Six Months After Non-Tenure Track Faculty Ratified Their First Contract at Fordham University, Movement to Change Higher Education Expands in NYC Metropolitan Area
DOBBS FERRY, NY — A delegation of Mercy College part-time and non-tenure track full-time faculty delivered a letter to College President Tim Hall this afternoon, announcing their efforts to organize and join Service Employees International Union (SEIU), Local 200United. Joined by their tenured and tenure-track faculty allies, students, and other members of the campus community, members of the Mercy College Faculty Union Organizing Committee shared their stories of how they struggle to make ends meet.
Katherine Flaherty, a member of the union organizing committee and lecturer in the Seminars program, said, “We’re forming a union here at Mercy because winning representation – and equitable treatment and transparency – will improve the working conditions of educators, and in turn, the learning conditions of our students. We deserve better, and our students deserve better.”
Along with their letter announcing their push to unionize, members of the organizing committee also delivered a letter of support from Assemblymember Thomas Abinanti, whose district includes Mercy College’s Dobbs Ferry campus.
Assemblymember Thomas Abinanti said, “All students deserve the chance to pursue their goals and ambitions at an institution of higher education. Mercy provides thousands of students with this opportunity each year. But it is you and your colleagues who play the most direct role in shaping the day-to-day learning experiences of each of these students. I am encouraged to know that you are coming together to form a labor organization that will add immeasurable value to Mercy’s community and learning environment over time.”
Read Assemblymember Thomas Abinanti’s letter of support here.
Shah Huq, another union organizing committee member and adjunct professor in the Natural Sciences department, said, “We’re excited to be joining a national movement of faculty organizing for better working conditions, and are also inspired by broad support from different faith and community groups. We are so grateful for the support of Assemblymember Thomas Abinanti in our organizing push at Mercy College.”

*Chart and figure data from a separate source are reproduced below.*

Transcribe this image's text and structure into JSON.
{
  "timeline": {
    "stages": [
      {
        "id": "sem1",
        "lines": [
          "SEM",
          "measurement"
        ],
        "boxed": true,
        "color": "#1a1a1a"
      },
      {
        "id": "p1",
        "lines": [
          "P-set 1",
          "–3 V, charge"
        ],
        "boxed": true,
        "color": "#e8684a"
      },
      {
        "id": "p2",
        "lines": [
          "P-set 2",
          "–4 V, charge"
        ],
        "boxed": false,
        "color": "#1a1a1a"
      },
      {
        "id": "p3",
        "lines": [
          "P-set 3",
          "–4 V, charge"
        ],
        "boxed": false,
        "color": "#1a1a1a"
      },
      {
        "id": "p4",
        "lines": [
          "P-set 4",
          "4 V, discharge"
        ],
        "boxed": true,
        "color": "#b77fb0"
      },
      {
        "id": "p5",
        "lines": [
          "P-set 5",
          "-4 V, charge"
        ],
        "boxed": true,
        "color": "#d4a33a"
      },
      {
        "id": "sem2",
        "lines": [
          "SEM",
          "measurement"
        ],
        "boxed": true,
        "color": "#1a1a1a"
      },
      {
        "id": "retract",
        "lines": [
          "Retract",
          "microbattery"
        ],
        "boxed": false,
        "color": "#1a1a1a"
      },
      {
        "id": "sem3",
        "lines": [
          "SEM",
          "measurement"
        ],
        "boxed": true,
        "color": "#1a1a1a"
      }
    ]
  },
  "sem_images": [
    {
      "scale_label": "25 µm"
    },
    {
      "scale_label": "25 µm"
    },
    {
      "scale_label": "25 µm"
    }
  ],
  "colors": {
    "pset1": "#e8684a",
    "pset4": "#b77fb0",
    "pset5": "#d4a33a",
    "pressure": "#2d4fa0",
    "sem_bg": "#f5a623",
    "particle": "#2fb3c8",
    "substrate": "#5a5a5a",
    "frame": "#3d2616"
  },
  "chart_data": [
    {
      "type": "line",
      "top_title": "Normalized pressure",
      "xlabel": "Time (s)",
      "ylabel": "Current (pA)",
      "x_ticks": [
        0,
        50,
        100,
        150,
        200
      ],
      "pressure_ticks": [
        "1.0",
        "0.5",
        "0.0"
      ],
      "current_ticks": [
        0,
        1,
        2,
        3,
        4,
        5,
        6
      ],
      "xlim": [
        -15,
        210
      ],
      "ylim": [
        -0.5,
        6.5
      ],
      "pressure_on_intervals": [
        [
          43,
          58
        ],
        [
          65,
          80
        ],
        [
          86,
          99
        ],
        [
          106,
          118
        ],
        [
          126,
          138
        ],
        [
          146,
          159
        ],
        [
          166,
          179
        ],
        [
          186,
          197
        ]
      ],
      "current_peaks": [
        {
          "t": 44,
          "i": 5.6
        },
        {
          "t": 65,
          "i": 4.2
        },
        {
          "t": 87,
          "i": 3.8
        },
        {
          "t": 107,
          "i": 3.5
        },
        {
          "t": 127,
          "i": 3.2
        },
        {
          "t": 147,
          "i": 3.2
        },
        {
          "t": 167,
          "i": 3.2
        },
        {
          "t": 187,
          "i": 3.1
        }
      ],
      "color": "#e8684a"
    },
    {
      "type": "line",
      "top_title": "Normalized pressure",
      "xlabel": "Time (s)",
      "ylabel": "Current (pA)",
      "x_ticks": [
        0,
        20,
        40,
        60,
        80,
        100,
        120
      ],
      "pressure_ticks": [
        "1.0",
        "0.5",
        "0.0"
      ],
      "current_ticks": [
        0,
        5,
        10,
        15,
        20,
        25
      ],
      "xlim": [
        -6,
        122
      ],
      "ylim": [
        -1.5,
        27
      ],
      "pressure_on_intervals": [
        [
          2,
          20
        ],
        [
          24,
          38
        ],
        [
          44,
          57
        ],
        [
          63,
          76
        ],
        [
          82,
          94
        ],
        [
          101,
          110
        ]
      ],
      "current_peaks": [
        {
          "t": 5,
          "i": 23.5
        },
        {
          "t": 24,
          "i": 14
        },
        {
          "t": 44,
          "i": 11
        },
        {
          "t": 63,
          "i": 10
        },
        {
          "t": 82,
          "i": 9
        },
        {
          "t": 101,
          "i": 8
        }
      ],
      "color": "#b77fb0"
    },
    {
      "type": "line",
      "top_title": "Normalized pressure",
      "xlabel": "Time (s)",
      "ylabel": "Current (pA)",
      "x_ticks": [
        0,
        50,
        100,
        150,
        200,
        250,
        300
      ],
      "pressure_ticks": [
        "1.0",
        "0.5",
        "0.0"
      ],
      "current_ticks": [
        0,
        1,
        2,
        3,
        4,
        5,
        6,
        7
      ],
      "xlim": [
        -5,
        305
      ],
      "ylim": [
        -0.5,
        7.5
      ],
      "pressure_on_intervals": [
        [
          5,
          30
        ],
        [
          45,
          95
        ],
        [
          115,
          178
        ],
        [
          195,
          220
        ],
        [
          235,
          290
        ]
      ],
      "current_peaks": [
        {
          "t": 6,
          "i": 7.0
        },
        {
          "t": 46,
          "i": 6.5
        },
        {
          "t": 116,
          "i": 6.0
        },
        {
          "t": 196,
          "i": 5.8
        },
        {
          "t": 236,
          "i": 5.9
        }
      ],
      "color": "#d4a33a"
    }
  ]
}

The organizing effort is part of a national movement of higher education workers coming together for a voice on their college campuses. At Mercy College, over 600 part-time adjunct and non-tenure track full-time faculty work in a constant state of precarity, with no guarantee of reappointment semester-to-semester or the following academic year. Many adjunct faculty make only $2,100 per three-credit course, one of the lowest rates of pay in the New York City metropolitan area which has one of the highest costs of living in the country. Many adjuncts work at various colleges and universities across the region to cobble together an income.
Their push to join SEIU Local 200United comes just six months after approximately 800 non-tenure track faculty at Fordham University ratified landmark first contracts for both part-time adjunct and non-tenure track full-time faculty. The three-year contracts feature substantial increases in pay––between 67% and 90%––for adjunct faculty and raises the minimum salary for full-time contingent faculty to $64,000. It also establishes longer-term appointments and a professional development fund. The agreement was struck after just four months of bargaining with the university administration and ratified in June 2018.
“In our first roll-out year working under a union contract, SEIU members at Fordham have felt the rewards of powerful mobilizing––in increased salaries, a path to better job security, funds for attending conferences, and a recognition of our vital role in the University,” said Fordham Faculty United/SEIU Local 200United Co-Chairs Josh Jordan and Kate Wilson. “We want to see contingent faculty at Mercy College enjoy the same ability to form a union and to work toward better conditions for educational work.”
Members of the campus community joined the union organizing committee members in delivering their letter to President Tim Hall. They called on the college administration to remain neutral and allow for a free and fair election, as the Fordham University administration did when faculty voted to join SEIU Local 200United in the fall of 2017.
Leslie Oberhofer, a student at Mercy College who recently wrote in the Guardian about one of her professors who was on the verge of homelessness, said, “As students, we need our professors to be focused on class preparation, instruction and grading––not where they’ll sleep at night. That means investing in our professors.”
Lisa Jessup, a representative of Local 2110, UAW, which represents the support staff at Mercy College, said, “Adjunct faculty are dedicated professionals and are essential to College and Universities, yet their work is often underpaid, with few benefits and little job security. We wholeheartedly support the adjunct faculty at Mercy College in forming a union and coming together to improve working conditions and secure more rights on the job.”
Over the next few weeks, the union organizing committee will continue to have conversations with other contingent faculty members across Mercy College. They hope to file for their union election with the National Labor Relations Board and vote before the end of the semester.
Faculty Forward is a national project of Service Employees International Union (SEIU) and SEIU Local 200United in New York and Vermont. Its over 3,000 adjunct and non-tenure eligible professors teach at nine colleges and universities across both states, including Fordham University in the Bronx, Siena College in Loudonville, NY, and Saint Michael’s College in Colchester, VT. SEIU Local 200United represents 15,000 members across the federal, public, and private sectors, including 6,000 workers in and outside the classroom at 30 colleges and universities.